A qualifying offer is the minimum amount that a team must offer to a player (as a one-year deal) by June 30 each year in order to make him a restricted free agent. Without a qualifying offer, the player automatically becomes an unrestricted free agent. Under the prior CBA, this would have been a similarly low amount to his “ordinary” cap hold. However, the new CBA changed the rules regarding qualifying offers to young players who significantly outplay their draft status.
Under the new CBA, if a young player taken outside the first half of the lottery meets certain “starter criteria” in either the year prior to his free agency or averaged over the two years prior to his free agency, then he is entitled to a higher qualifying offer. In the case of second round picks meeting the starter criteria, they are entitled to a qualifying offer equal to 100% of the rookie scale qualifying offer for the 21st selection of the draft class whose rookie scale contracts are up for qualifying offers this summer.
As applied to Parsons this summer, he is entitled to whatever qualifying offer the 21st pick in the 2010 NBA Draft would have gotten if signed to 100% of the rookie scale. (FYI, the 21st pick in 2010 was Craig Brackins, but that is irrelevant here.) That amount is $2,875,130.
(For more information about restricted free agency, qualifying offers and the starter criteria, read this portion of Larry Coon’s NBA Salary Cap FAQ.)
On the other hand, if Parsons is not extended a qualifying offer and is allowed to become an unrestricted free agent in 2014, he would count against the Rockets’ cap in the amount of his “ordinary” cap hold ($1,760,350). However, since the chief purpose of declining Parsons’s option is to make him a restricted free agent, it is unlikely this would happen.
So, for all intents and purposes, the cap hit for Parsons if his option is declined will be $2,875,130 . . . until he signs an offer sheet or a new contract.
While the Rockets do not expect to have much (if any) salary cap room in the summer of 2014 assuming that no further roster moves are made, it is entirely possible that subsequent roster moves (such as those involving Asik and/or Lin being traded for less salary or expiring contracts) could create a situation in which 2014 cap room becomes a legitimate priority for the Rockets. In such an event, the amount that Parsons counts against the cap could become a material concern.
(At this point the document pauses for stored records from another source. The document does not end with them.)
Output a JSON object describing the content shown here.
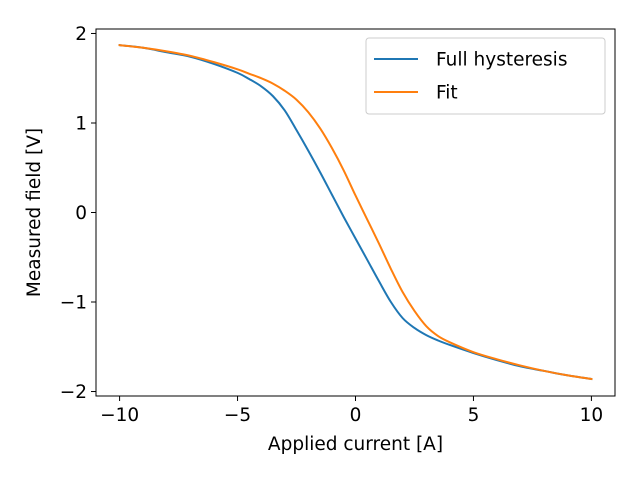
{
  "chart_data": {
    "type": "line",
    "xlabel": "Applied current [A]",
    "ylabel": "Measured field [V]",
    "xlim": [
      -11,
      11
    ],
    "ylim": [
      -2.05,
      2.05
    ],
    "xticks": [
      -10,
      -5,
      0,
      5,
      10
    ],
    "xtick_labels": [
      "−10",
      "−5",
      "0",
      "5",
      "10"
    ],
    "yticks": [
      -2,
      -1,
      0,
      1,
      2
    ],
    "ytick_labels": [
      "−2",
      "−1",
      "0",
      "1",
      "2"
    ],
    "grid": false,
    "legend_position": "top-right",
    "series": [
      {
        "name": "Full hysteresis",
        "color": "#1f77b4",
        "x": [
          -10,
          -9,
          -8,
          -7,
          -6,
          -5,
          -4.5,
          -4,
          -3.5,
          -3,
          -2.5,
          -2,
          -1.5,
          -1,
          -0.5,
          0,
          0.5,
          1,
          1.5,
          2,
          2.5,
          3,
          3.5,
          4,
          5,
          6,
          7,
          8,
          9,
          10
        ],
        "y": [
          1.87,
          1.84,
          1.79,
          1.74,
          1.66,
          1.56,
          1.49,
          1.41,
          1.3,
          1.14,
          0.92,
          0.69,
          0.45,
          0.2,
          -0.05,
          -0.29,
          -0.53,
          -0.77,
          -1.0,
          -1.18,
          -1.29,
          -1.37,
          -1.43,
          -1.48,
          -1.57,
          -1.65,
          -1.72,
          -1.77,
          -1.82,
          -1.86
        ]
      },
      {
        "name": "Fit",
        "color": "#ff7f0e",
        "x": [
          -10,
          -9,
          -8,
          -7,
          -6,
          -5,
          -4.5,
          -4,
          -3.5,
          -3,
          -2.5,
          -2,
          -1.5,
          -1,
          -0.5,
          0,
          0.5,
          1,
          1.5,
          2,
          2.5,
          3,
          3.5,
          4,
          5,
          6,
          7,
          8,
          9,
          10
        ],
        "y": [
          1.87,
          1.84,
          1.8,
          1.75,
          1.68,
          1.6,
          1.55,
          1.5,
          1.44,
          1.36,
          1.26,
          1.12,
          0.94,
          0.72,
          0.47,
          0.19,
          -0.08,
          -0.35,
          -0.63,
          -0.89,
          -1.1,
          -1.27,
          -1.38,
          -1.45,
          -1.56,
          -1.64,
          -1.71,
          -1.77,
          -1.82,
          -1.86
        ]
      }
    ]
  }
}
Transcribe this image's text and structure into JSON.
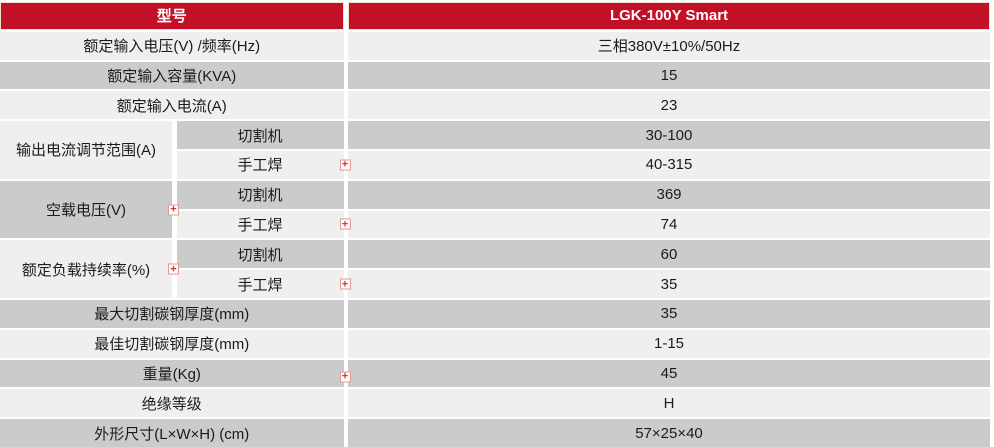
{
  "title": {
    "model_label": "型号",
    "model_value": "LGK-100Y Smart"
  },
  "rows_top": [
    {
      "label": "额定输入电压(V) /频率(Hz)",
      "value": "三相380V±10%/50Hz"
    },
    {
      "label": "额定输入容量(KVA)",
      "value": "15"
    },
    {
      "label": "额定输入电流(A)",
      "value": "23"
    }
  ],
  "groups": [
    {
      "label": "输出电流调节范围(A)",
      "sub": [
        {
          "mode": "切割机",
          "value": "30-100"
        },
        {
          "mode": "手工焊",
          "value": "40-315"
        }
      ]
    },
    {
      "label": "空载电压(V)",
      "sub": [
        {
          "mode": "切割机",
          "value": "369"
        },
        {
          "mode": "手工焊",
          "value": "74"
        }
      ]
    },
    {
      "label": "额定负载持续率(%)",
      "sub": [
        {
          "mode": "切割机",
          "value": "60"
        },
        {
          "mode": "手工焊",
          "value": "35"
        }
      ]
    }
  ],
  "rows_bottom": [
    {
      "label": "最大切割碳钢厚度(mm)",
      "value": "35"
    },
    {
      "label": "最佳切割碳钢厚度(mm)",
      "value": "1-15"
    },
    {
      "label": "重量(Kg)",
      "value": "45"
    },
    {
      "label": "绝缘等级",
      "value": "H"
    },
    {
      "label": "外形尺寸(L×W×H) (cm)",
      "value": "57×25×40"
    }
  ],
  "anchor_icon": {
    "glyph": "+"
  },
  "colors": {
    "header_red": "#c21126",
    "header_border_cream": "#ece2cd",
    "row_light": "#efefef",
    "row_gray": "#cacccb",
    "text": "#1b1b1b",
    "anchor_border": "#e69892",
    "anchor_plus": "#cc3b30"
  }
}
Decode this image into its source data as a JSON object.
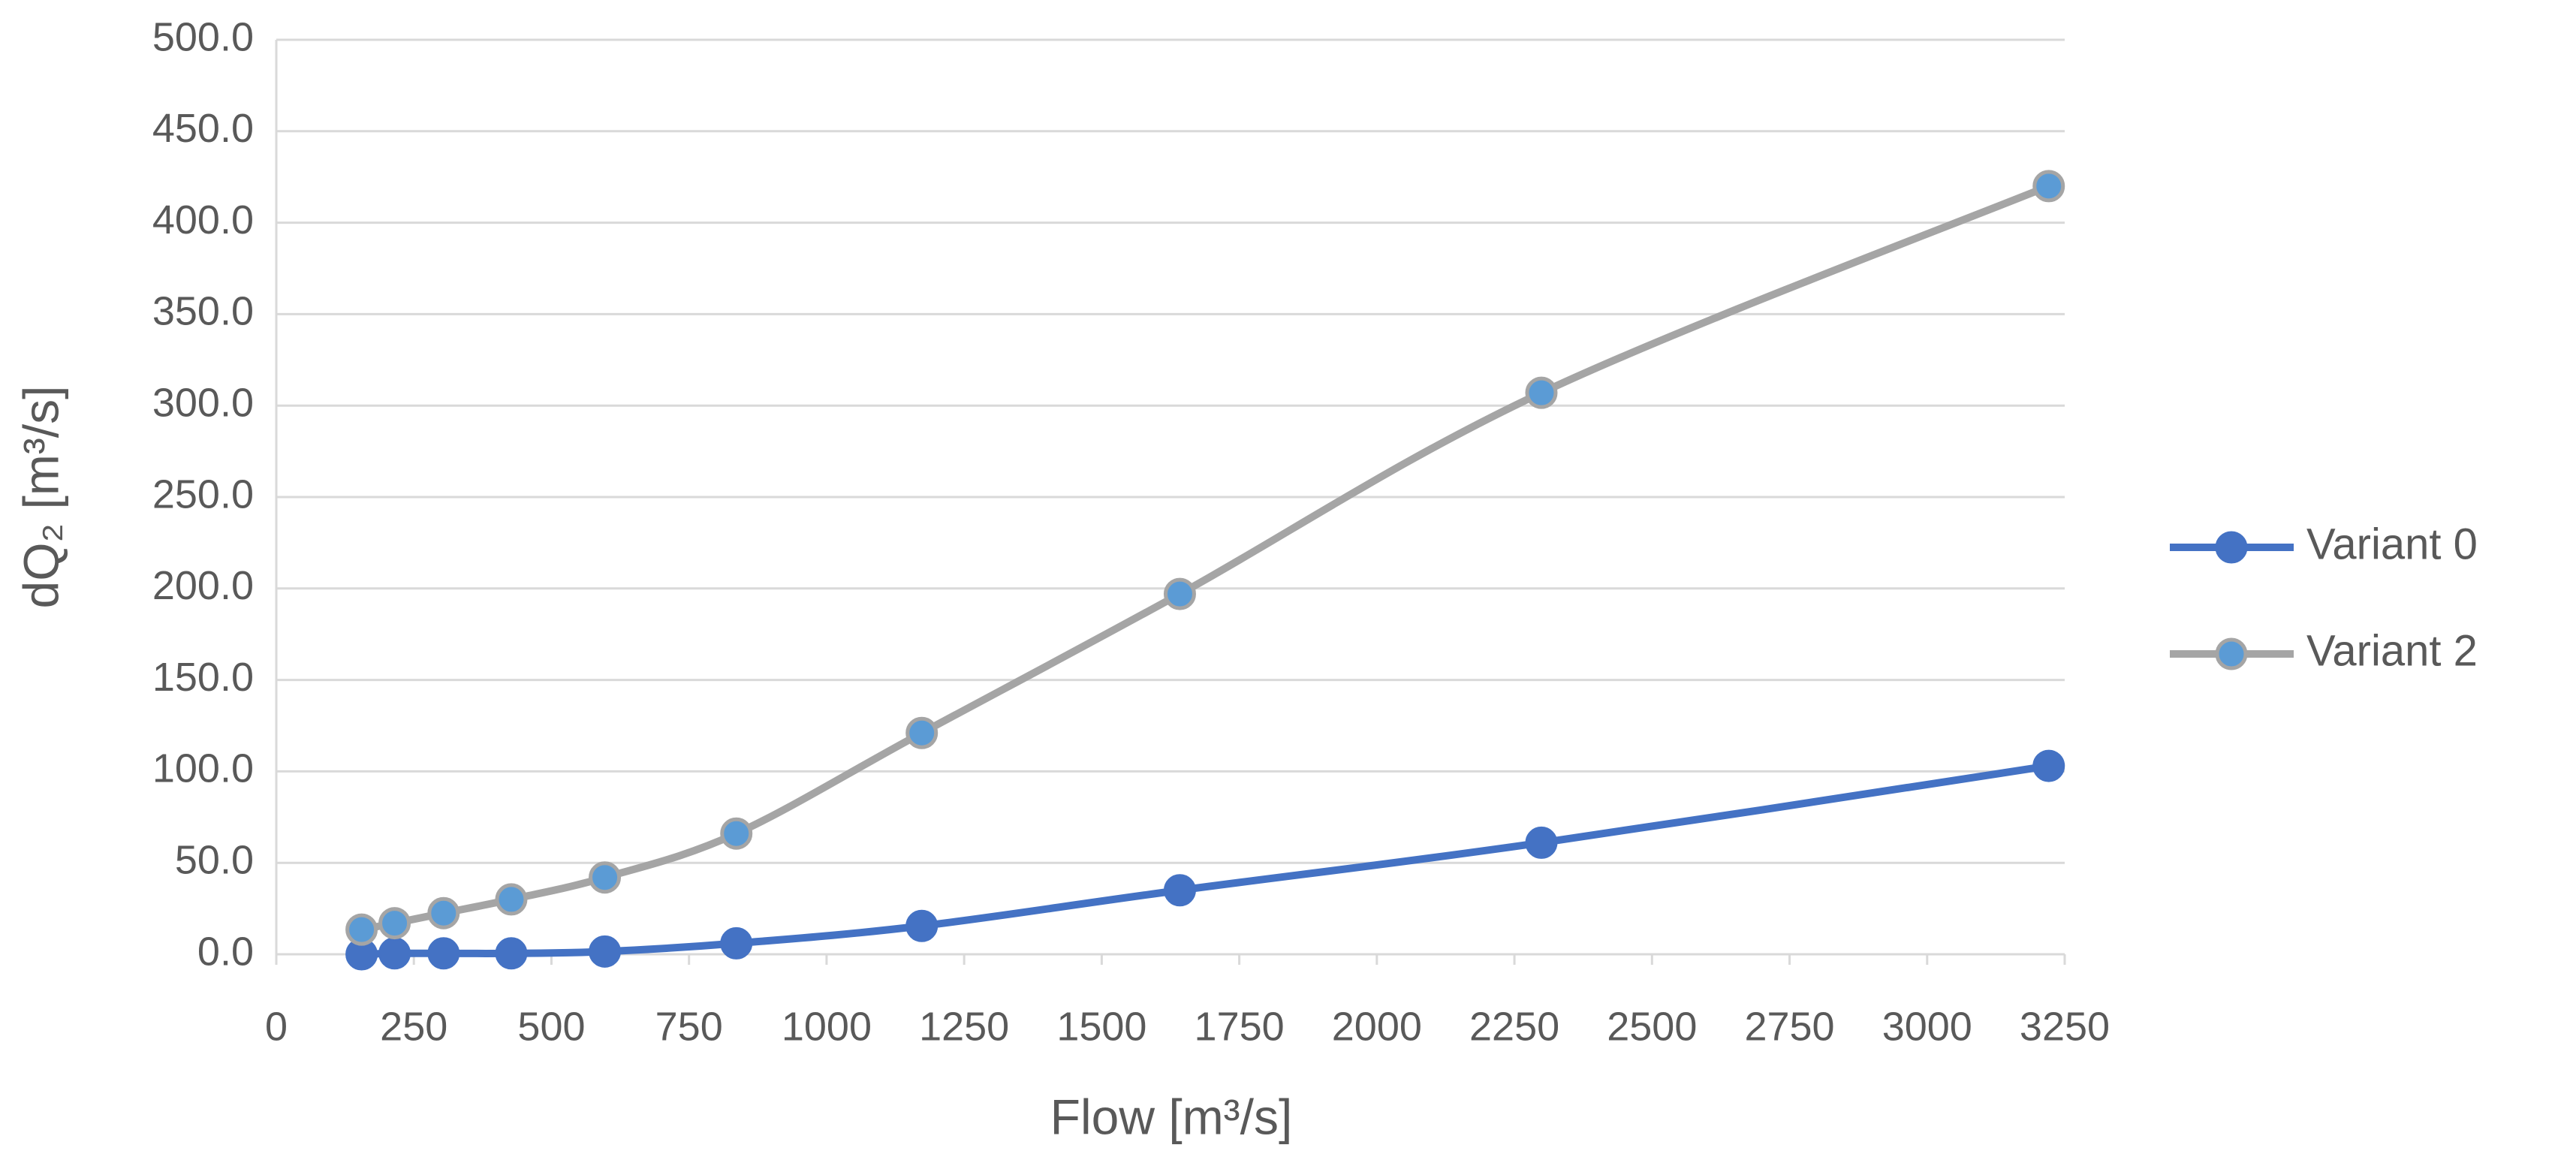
{
  "chart_data": {
    "type": "line",
    "smooth": true,
    "x_label": "Flow  [m³/s]",
    "y_label": "dQ₂ [m³/s]",
    "xlim": [
      0,
      3250
    ],
    "xticks": [
      0,
      250,
      500,
      750,
      1000,
      1250,
      1500,
      1750,
      2000,
      2250,
      2500,
      2750,
      3000,
      3250
    ],
    "ylim": [
      0,
      500
    ],
    "yticks": [
      {
        "value": 0,
        "label": "0.0"
      },
      {
        "value": 50,
        "label": "50.0"
      },
      {
        "value": 100,
        "label": "100.0"
      },
      {
        "value": 150,
        "label": "150.0"
      },
      {
        "value": 200,
        "label": "200.0"
      },
      {
        "value": 250,
        "label": "250.0"
      },
      {
        "value": 300,
        "label": "300.0"
      },
      {
        "value": 350,
        "label": "350.0"
      },
      {
        "value": 400,
        "label": "400.0"
      },
      {
        "value": 450,
        "label": "450.0"
      },
      {
        "value": 500,
        "label": "500.0"
      }
    ],
    "grid": true,
    "legend": "right",
    "series": [
      {
        "name": "Variant 0",
        "color": "#4472c4",
        "marker_color": "#4472c4",
        "x": [
          155,
          215,
          304,
          427,
          597,
          836,
          1173,
          1642,
          2299,
          3221
        ],
        "values": [
          0,
          0.5,
          0.5,
          0.5,
          1.5,
          6,
          15.5,
          35,
          61,
          103
        ]
      },
      {
        "name": "Variant 2",
        "color": "#a5a5a5",
        "marker_color": "#5b9bd5",
        "x": [
          155,
          215,
          304,
          427,
          597,
          836,
          1173,
          1642,
          2299,
          3221
        ],
        "values": [
          13.5,
          17,
          22.5,
          30,
          42,
          66,
          121,
          197,
          307,
          420
        ]
      }
    ]
  }
}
The Houston Rockets face a major decision on whether to exercise their team option on Parsons. Of course, there are various other factors in play here besides just the salary cap mechanics associated with each decision. Such factors include the team’s need for salary cap room in light of subsequent roster moves (such as an Asik trade), the availability of outside free agents, any additional leverage held by NBA super-agent Dan Fegan (hired by Parsons this past summer), and, perhaps most importantly, the “human element” of dealing with Chandler Parsons on a personal level.
When all factors are included, there is no easy choice for the Rockets. But it is a choice that will be closely followed by Rockets fans.